A flexible lecture/conference room on the features an art installation comprising lost-and-found items from the New York City Subway (4); one of several conference rooms, each named after a species of tree found in New York, within the building's two-story event space (5); housed on the ground-level of the original terminal building, the soaring Great Hall is the social hub of the 12-story office building (6). Photos courtesy Google

St. John’s Terminal serves as anchor of Google’s Hudson Square mini-campus, which also includes leased office space at 315 and 345 Hudson Street. Although the Mountain View, California-based company is a somewhat recent arrival to this particular pocket of the city, it is no stranger to Manhattan’s West Side. Google’s two other major New York City hubs are both located roughly a mile north of St. John’s Terminal on the western fringes of Chelsea. Like St. John’s Terminal, both properties, 111 Eighth Avenue and Pier 57, are significant revamps of historic industrial buildings: an Art Deco high-rise built in 1932 as an inland freight terminal-slash-manufacturing hub and a National Register of Historic Places–listed overwater shipping terminal heralded as a marvel of engineering upon its completion in 1954. The former building has served as Google’s main East Coast headquarters since 2010.

St.
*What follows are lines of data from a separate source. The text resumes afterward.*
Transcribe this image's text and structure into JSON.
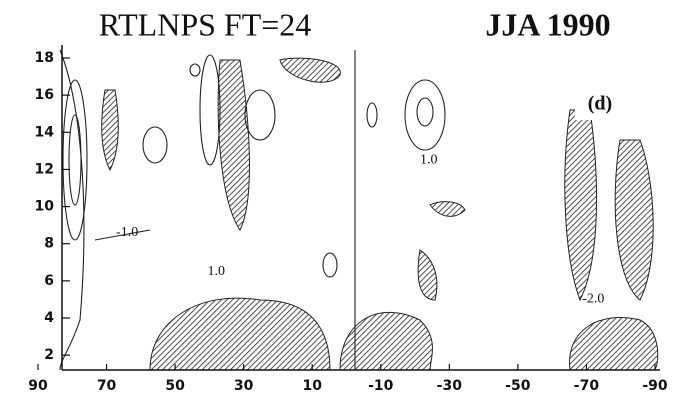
{
  "chart_data": {
    "type": "contour",
    "title": "RTLNPS FT=24",
    "subtitle": "JJA 1990",
    "panel_label": "(d)",
    "xlim": [
      90,
      -90
    ],
    "xticks": [
      90,
      70,
      50,
      30,
      10,
      -10,
      -30,
      -50,
      -70,
      -90
    ],
    "ylim": [
      1.2,
      18.7
    ],
    "yticks": [
      2,
      4,
      6,
      8,
      10,
      12,
      14,
      16,
      18
    ],
    "annotations": [
      {
        "text": "1.0",
        "x": -24,
        "y": 12.5
      },
      {
        "text": "-1.0",
        "x": 64,
        "y": 8.6
      },
      {
        "text": "1.0",
        "x": 38,
        "y": 6.5
      },
      {
        "text": "-2.0",
        "x": -72,
        "y": 5.0
      }
    ]
  }
}
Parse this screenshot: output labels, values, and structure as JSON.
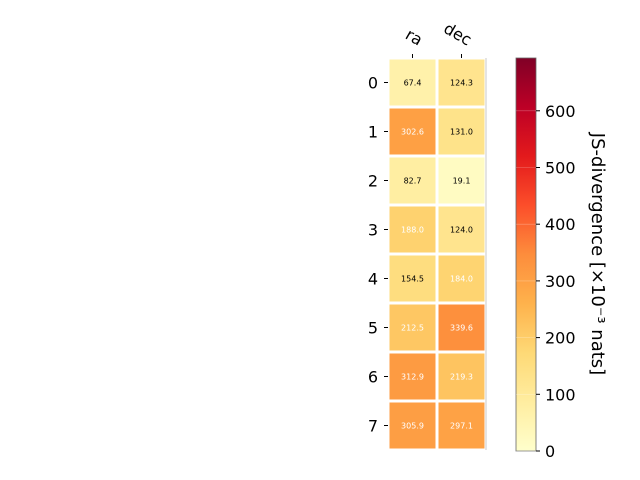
{
  "chart_data": {
    "type": "heatmap",
    "columns": [
      "ra",
      "dec"
    ],
    "rows": [
      "0",
      "1",
      "2",
      "3",
      "4",
      "5",
      "6",
      "7"
    ],
    "values": [
      [
        67.4,
        124.3
      ],
      [
        302.6,
        131.0
      ],
      [
        82.7,
        19.1
      ],
      [
        188.0,
        124.0
      ],
      [
        154.5,
        184.0
      ],
      [
        212.5,
        339.6
      ],
      [
        312.9,
        219.3
      ],
      [
        305.9,
        297.1
      ]
    ],
    "value_labels": [
      [
        "67.4",
        "124.3"
      ],
      [
        "302.6",
        "131.0"
      ],
      [
        "82.7",
        "19.1"
      ],
      [
        "188.0",
        "124.0"
      ],
      [
        "154.5",
        "184.0"
      ],
      [
        "212.5",
        "339.6"
      ],
      [
        "312.9",
        "219.3"
      ],
      [
        "305.9",
        "297.1"
      ]
    ],
    "colorbar": {
      "label": "JS-divergence [×10⁻³ nats]",
      "range": [
        0,
        693.1
      ],
      "ticks": [
        0,
        100,
        200,
        300,
        400,
        500,
        600
      ],
      "tick_labels": [
        "0",
        "100",
        "200",
        "300",
        "400",
        "500",
        "600"
      ],
      "colormap": "YlOrRd"
    }
  }
}
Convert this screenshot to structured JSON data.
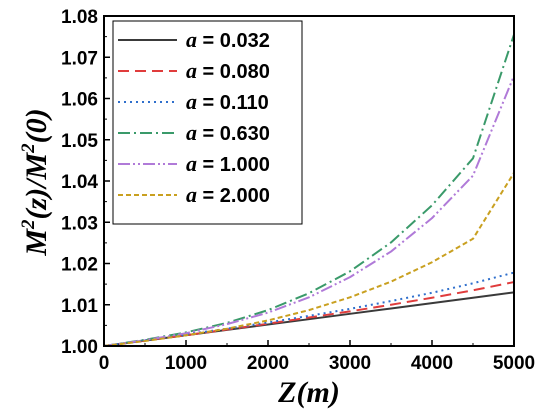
{
  "chart_data": {
    "type": "line",
    "xlabel": "Z(m)",
    "ylabel": "M²(z)/M²(0)",
    "ylabel_parts": {
      "m1": "M",
      "sup1": "2",
      "mid": "(z)/",
      "m2": "M",
      "sup2": "2",
      "end": "(0)"
    },
    "xlim": [
      0,
      5000
    ],
    "ylim": [
      1.0,
      1.08
    ],
    "xticks": [
      "0",
      "1000",
      "2000",
      "3000",
      "4000",
      "5000"
    ],
    "yticks": [
      "1.00",
      "1.01",
      "1.02",
      "1.03",
      "1.04",
      "1.05",
      "1.06",
      "1.07",
      "1.08"
    ],
    "x": [
      0,
      500,
      1000,
      1500,
      2000,
      2500,
      3000,
      3500,
      4000,
      4500,
      5000
    ],
    "legend_position": "top-left",
    "series": [
      {
        "name": "a = 0.032",
        "param": "a",
        "value": "0.032",
        "color": "#3a3a3a",
        "dash": "solid",
        "values": [
          1.0,
          1.0013,
          1.0026,
          1.0039,
          1.0052,
          1.0065,
          1.0078,
          1.0091,
          1.0104,
          1.0117,
          1.013
        ]
      },
      {
        "name": "a = 0.080",
        "param": "a",
        "value": "0.080",
        "color": "#e03c3c",
        "dash": "dash",
        "values": [
          1.0,
          1.0013,
          1.0026,
          1.004,
          1.0054,
          1.0069,
          1.0084,
          1.01,
          1.0117,
          1.0135,
          1.0155
        ]
      },
      {
        "name": "a = 0.110",
        "param": "a",
        "value": "0.110",
        "color": "#2f6fcc",
        "dash": "dot",
        "values": [
          1.0,
          1.0014,
          1.0028,
          1.0042,
          1.0057,
          1.0073,
          1.009,
          1.0109,
          1.0129,
          1.0152,
          1.0178
        ]
      },
      {
        "name": "a = 0.630",
        "param": "a",
        "value": "0.630",
        "color": "#3a9a6a",
        "dash": "dashdot",
        "values": [
          1.0,
          1.0015,
          1.0033,
          1.0056,
          1.0087,
          1.0128,
          1.0181,
          1.0251,
          1.0341,
          1.0455,
          1.0755
        ]
      },
      {
        "name": "a = 1.000",
        "param": "a",
        "value": "1.000",
        "color": "#b07ad8",
        "dash": "dashdotdot",
        "values": [
          1.0,
          1.0014,
          1.0031,
          1.0053,
          1.0081,
          1.0118,
          1.0167,
          1.0229,
          1.031,
          1.0413,
          1.0655
        ]
      },
      {
        "name": "a = 2.000",
        "param": "a",
        "value": "2.000",
        "color": "#c9a020",
        "dash": "shortdash",
        "values": [
          1.0,
          1.0012,
          1.0026,
          1.0042,
          1.0062,
          1.0087,
          1.0118,
          1.0156,
          1.0203,
          1.026,
          1.042
        ]
      }
    ]
  }
}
John's Terminal.

Playful Homages to the Big Apple can be found throughout the building's interior. Photo courtesy Google

Roughly 3,000 members of Google’s 14,000-person New York City workforce will be based out of St. John’s Terminal’s 60 team-based “neighborhoods” that populate the natural light–flooded upper floors of the building. Designed by Gensler to foster social interaction and cohesion among teams comprising 20–50 Googlers, the neighborhoods do away with fixed desk arrangements in favor of flexible seating arrangements. Communal spaces also abound at St. John’s Terminal including myriad lounges, cafés, and terraces on the office floors and the cavernous Great Hall on the ground level.